“Minhas Duas Meninas tem a objetividade de uma obra jornalística e a sensibilidade de um romance literário”. Essa é a promessa intrigante da autora na orelha do livro que, admiravelmente, é contemplada na leitura. Isso só é possível por se tratar da jornalista Teté Ribeiro no papel de mãe e não o contrário: não do relato de uma mãe sobre sua experiência, mas de uma jornalista registrar seu caminho pedregoso a caminho da maternidade.
Teté escancara sua vida e intimidade com a transparência característica de uma reportagem, sem ambiguidades, sem rodeios. “Ter um bebê é uma ideia que passa pela cabeça de quase toda mulher. Com mais ou menos vontade. Com mais ou menos repulsa”. Ela gostaria de ter filhos, mas haviam sonhos mais urgentes, ganhar seu próprio dinheiro, morar fora, viver suas aventuras. Tenho uma postura tão próxima que essa poderia vir a ser minha própria história. “A questão estava resolvida: sim, teria, mas não tão cedo”.
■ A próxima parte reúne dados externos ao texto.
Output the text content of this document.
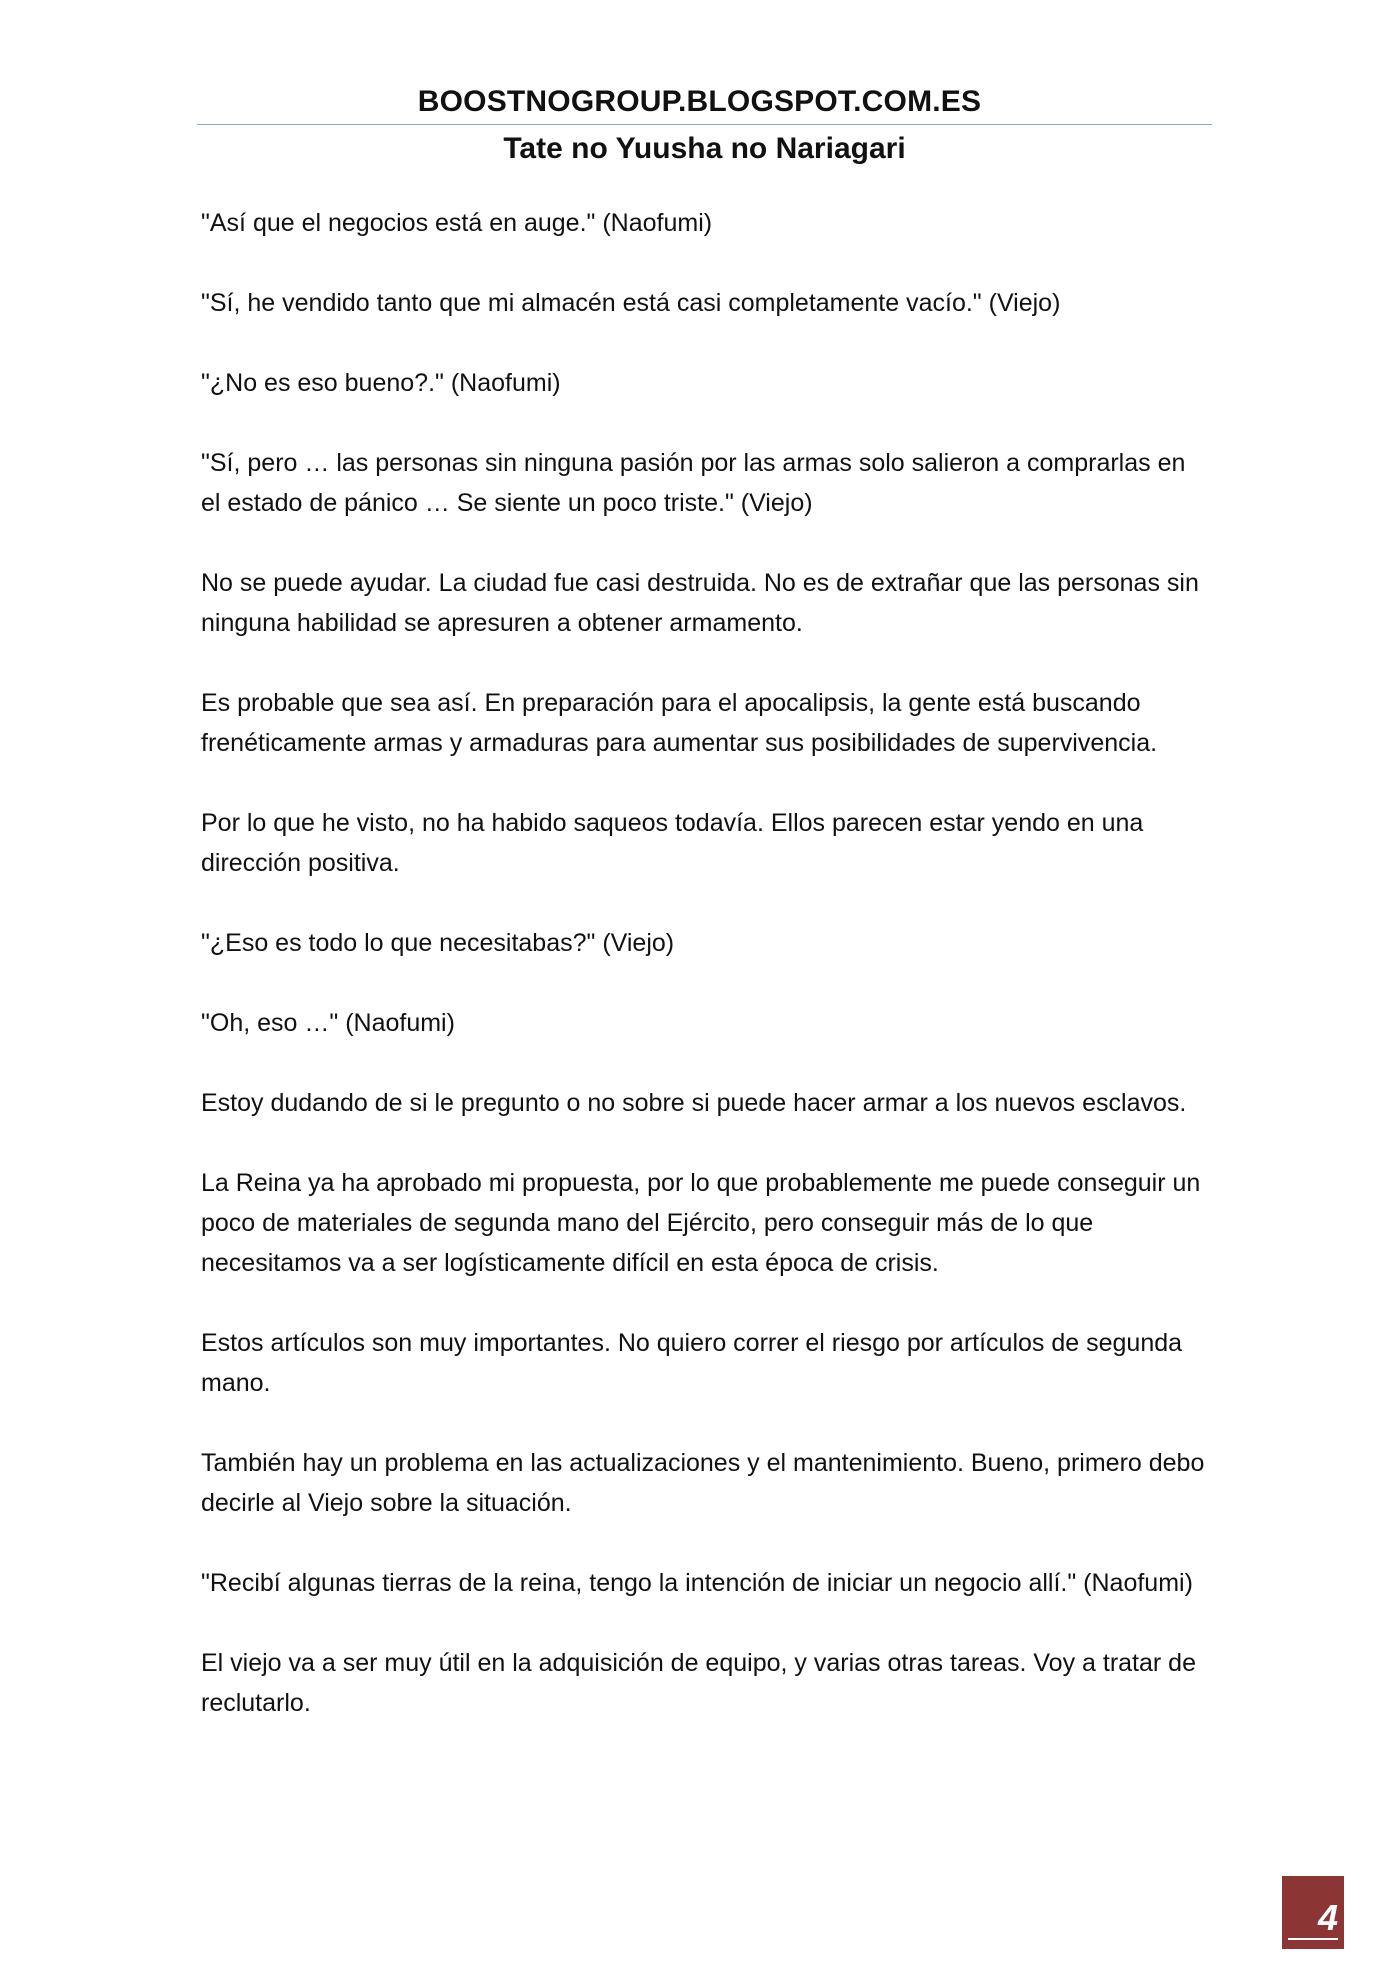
BOOSTNOGROUP.BLOGSPOT.COM.ES
Tate no Yuusha no Nariagari

"Así que el negocios está en auge." (Naofumi)

"Sí, he vendido tanto que mi almacén está casi completamente vacío." (Viejo)

"¿No es eso bueno?." (Naofumi)

"Sí, pero … las personas sin ninguna pasión por las armas solo salieron a comprarlas en el estado de pánico … Se siente un poco triste." (Viejo)

No se puede ayudar. La ciudad fue casi destruida. No es de extrañar que las personas sin ninguna habilidad se apresuren a obtener armamento.

Es probable que sea así. En preparación para el apocalipsis, la gente está buscando frenéticamente armas y armaduras para aumentar sus posibilidades de supervivencia.

Por lo que he visto, no ha habido saqueos todavía. Ellos parecen estar yendo en una dirección positiva.

"¿Eso es todo lo que necesitabas?" (Viejo)

"Oh, eso …" (Naofumi)

Estoy dudando de si le pregunto o no sobre si puede hacer armar a los nuevos esclavos.

La Reina ya ha aprobado mi propuesta, por lo que probablemente me puede conseguir un poco de materiales de segunda mano del Ejército, pero conseguir más de lo que necesitamos va a ser logísticamente difícil en esta época de crisis.

Estos artículos son muy importantes. No quiero correr el riesgo por artículos de segunda mano.

También hay un problema en las actualizaciones y el mantenimiento. Bueno, primero debo decirle al Viejo sobre la situación.

"Recibí algunas tierras de la reina, tengo la intención de iniciar un negocio allí." (Naofumi)

El viejo va a ser muy útil en la adquisición de equipo, y varias otras tareas. Voy a tratar de reclutarlo.

4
A diferença crucial nesse ponto é que nasci quase trinta anos depois. Eu já estudei a reprodução nas aulas de biologia do colégio com o adendo de que o auge de fertilidade da mulher se dá perto dos 25 e decai drasticamente após os 35. Pra quase todas as mulheres. E esse “quase” já me fará congelar óvulos ou considerar a possibilidade de adoção. Por precaução. Por conforto. Teté não acreditava estar inclusa nesse grupo. Quando adolescente engravidou duas vezes sem querer, enquanto fazia uso de pílula e DIU, sua fertilidade tinha que ser imbatível. Mas não era.
“Em 2006, eu estava casada havia seis anos e preparávamos nossa mudança pra Washington. Já tinha morado na Austrália na adolescência, e em Nova York e na Califórnia naquela década. Ia mudar de novo de cidade, já tinha escrito três livros, inúmeras reportagens, trabalhado em TV e revista. Já sabia que era mais do frio que do calor, mais de gatos que de cachorros, conhecia um bom pedaço do mundo. Tinha chegado minha hora. Ia ser tão fácil que dava frio na barriga. Em menos de um ano estaria tudo diferente. Só não era a diferença que eu tinha antecipado”.
Na tentativa de engravidar manteve seu corpo em forma, fez retiros, meditação, se agarrou a superstições e mitos científicos. Quando finalmente procurou um médico, foi alertada sobre a dor nesse caminho para o casal: a certa altura um dos dois se descobriria responsável pela gravidez não estar acontecendo e o outro teria de ser muito generoso para não sentir raiva. Era o seu útero o responsável: ele não tinha a aderência suficiente. Mesmo depois dos fortíssimos tratamentos com hormônio. Mas seu casamento sobreviveu, firme e forte.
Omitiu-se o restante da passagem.